In the 2023 LPL Spring Split, Kanavi registered the highest damager per minute and KDA among all LPL junglers, as well as the second highest damage share percentage. In the playoffs, JDG reached the 2023 LPL Spring Split Final, where they faced Bilibili Gaming. JDG won the match, 3 games to 0, giving Kanavi his third LPL title. In the 2023 Mid-Season Invitational, JDG went on to win the 2023 MSI Final against BiliBili, giving Kanavi his first MSI title. At the end of the 2023 LPL Summer Split regular season, Kanavi earned a spot on the 2023 Summer LPL First All-Pro Team. In the playoffs, JDG secured a 3–2 victory over LNG Esports in the 2023 LPL Summer Finals, achieving back-to-back LPL titles, and giving Kanavi his fourth. With this win, JDG qualified as the top seed LPL representative in the 2023 World Championship. Having won both LPL titles, the MSI, and the 2023 Asian Games, Kanavi and teammate Park "Ruler" Jae-hyuk had the opportunity to become the first players in history to win every event they had attended in a calendar year, should they win the 2023 World Championship. However, JDG were eliminated in the Worlds semifinals by T1, losing by a score of 1–3. Kanavi received his second Jungler of the Year award at the 2023 LPL Annual Awards Ceremony in December 2023.

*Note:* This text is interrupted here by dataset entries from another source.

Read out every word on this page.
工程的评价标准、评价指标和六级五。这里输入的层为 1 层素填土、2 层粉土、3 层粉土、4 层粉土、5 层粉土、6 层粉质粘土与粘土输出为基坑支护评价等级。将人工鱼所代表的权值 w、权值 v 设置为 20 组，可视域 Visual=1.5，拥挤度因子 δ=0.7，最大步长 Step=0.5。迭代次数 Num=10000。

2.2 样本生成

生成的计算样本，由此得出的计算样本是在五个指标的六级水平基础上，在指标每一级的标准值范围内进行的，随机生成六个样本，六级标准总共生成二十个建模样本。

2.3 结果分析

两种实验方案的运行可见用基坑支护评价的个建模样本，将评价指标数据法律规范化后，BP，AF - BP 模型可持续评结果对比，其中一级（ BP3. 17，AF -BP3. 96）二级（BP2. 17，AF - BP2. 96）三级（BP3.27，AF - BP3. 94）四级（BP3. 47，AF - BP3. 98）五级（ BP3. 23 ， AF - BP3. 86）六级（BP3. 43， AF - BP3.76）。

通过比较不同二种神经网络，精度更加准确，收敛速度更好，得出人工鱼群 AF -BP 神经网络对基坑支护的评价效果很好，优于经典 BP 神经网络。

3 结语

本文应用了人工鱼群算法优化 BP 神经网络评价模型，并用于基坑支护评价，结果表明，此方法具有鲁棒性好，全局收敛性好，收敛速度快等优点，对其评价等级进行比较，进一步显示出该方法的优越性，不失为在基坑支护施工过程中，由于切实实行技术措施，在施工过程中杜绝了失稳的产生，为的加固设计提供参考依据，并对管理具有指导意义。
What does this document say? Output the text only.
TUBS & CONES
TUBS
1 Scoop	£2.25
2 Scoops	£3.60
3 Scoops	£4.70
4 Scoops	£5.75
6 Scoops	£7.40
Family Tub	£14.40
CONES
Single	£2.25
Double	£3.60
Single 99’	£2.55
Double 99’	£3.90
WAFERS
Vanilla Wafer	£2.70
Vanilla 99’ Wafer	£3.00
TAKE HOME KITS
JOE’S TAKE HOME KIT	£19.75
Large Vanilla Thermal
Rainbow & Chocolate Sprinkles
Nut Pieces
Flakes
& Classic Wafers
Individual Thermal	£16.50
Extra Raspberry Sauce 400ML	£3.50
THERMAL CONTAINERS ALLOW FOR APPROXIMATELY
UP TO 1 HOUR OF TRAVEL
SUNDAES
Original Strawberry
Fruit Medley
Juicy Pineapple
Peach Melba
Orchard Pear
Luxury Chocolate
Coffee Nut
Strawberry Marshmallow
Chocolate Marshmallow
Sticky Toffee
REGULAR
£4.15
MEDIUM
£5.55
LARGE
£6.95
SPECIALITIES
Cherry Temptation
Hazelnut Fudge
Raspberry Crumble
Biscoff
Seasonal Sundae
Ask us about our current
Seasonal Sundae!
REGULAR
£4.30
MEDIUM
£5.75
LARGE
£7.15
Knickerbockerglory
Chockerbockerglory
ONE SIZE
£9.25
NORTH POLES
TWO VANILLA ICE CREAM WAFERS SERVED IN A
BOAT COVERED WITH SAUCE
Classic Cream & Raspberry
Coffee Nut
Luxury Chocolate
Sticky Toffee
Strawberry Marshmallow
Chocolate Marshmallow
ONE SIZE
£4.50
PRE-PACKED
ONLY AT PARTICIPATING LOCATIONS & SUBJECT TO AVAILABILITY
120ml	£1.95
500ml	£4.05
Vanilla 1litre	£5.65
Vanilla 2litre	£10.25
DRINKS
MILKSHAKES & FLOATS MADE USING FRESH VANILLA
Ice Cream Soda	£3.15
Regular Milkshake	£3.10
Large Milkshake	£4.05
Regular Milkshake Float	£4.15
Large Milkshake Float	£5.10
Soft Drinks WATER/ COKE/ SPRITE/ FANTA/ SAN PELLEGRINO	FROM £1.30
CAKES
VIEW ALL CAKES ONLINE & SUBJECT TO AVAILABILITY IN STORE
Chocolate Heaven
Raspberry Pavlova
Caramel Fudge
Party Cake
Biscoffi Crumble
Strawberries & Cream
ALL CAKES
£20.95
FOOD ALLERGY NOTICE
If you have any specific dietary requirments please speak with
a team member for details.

On December 4, 2023, JD Gaming announced that Kanavi had re-signed with the team for the 2024 season.

== National team career ==
Kanavi represented South Korea in the 2022 Asian Games one of the six members in the League of Legends division of the South Korea national esports team. Kanavi clinched a gold medal as South Korea emerged victorious against Saudi Arabia, China, and Chinese Taipei in the quarterfinals, semifinals, and finals, respectively. With the gold medal, Kanavi received an exemption from mandatory military service.

== Seasons overview ==

Year: Team; Domestic; Mid-Season Invitational; World Championship
League: Spring; Summer
2019: Griffin; LCK; 2nd; —N/a; Did not qualify; —N/a
JD Gaming (L): LPL; —N/a; 10th; —N/a; Did not qualify
2020: JD Gaming; LPL; 1st; 2nd; None held; 5th–8th
2021: LPL; 5th–6th; 12th; Did not qualify; Did not qualify
2022: LPL; 4th; 1st; Did not qualify; 3rd–4th
2023: LPL; 1st; 1st; 1st; 3rd–4th
2024: LPL; 3rd; 7th–8th; Did not qualify; Did not qualify
Split 1; Split 2; Split 3
2025: Top Esports; LPL; 1st; 5th–6th; 2nd; Did not qualify; 3rd–4th

== Awards and honors ==
- International
- Two-time Mid-Season Invitational champion – 2023, 2026

- LCK
- One-time LCK First All-Pro Team - 2026 Season

- LPL
- Four-time LPL champion – Spring 2020, Summer 2022, Spring 2023, Summer 2023
- One-time LPL MVP of the Split – Spring 2020
- Two-time LPL Jungler of the Year – 2022, 2023
- One-time LPL Import Player of the Year – 2022
- Four-time LPL First All-Pro Team – Spring 2020, Summer 2020, Spring 2022, Summer 2023
- Two-time LPL Second All-Pro Team – Summer 2022, Spring 2023

- South Korea Esports
- Asian Games gold medal winner – 2022

== Personal life ==
Kanavi was born on November 12, 2000, in Daegu, South Korea.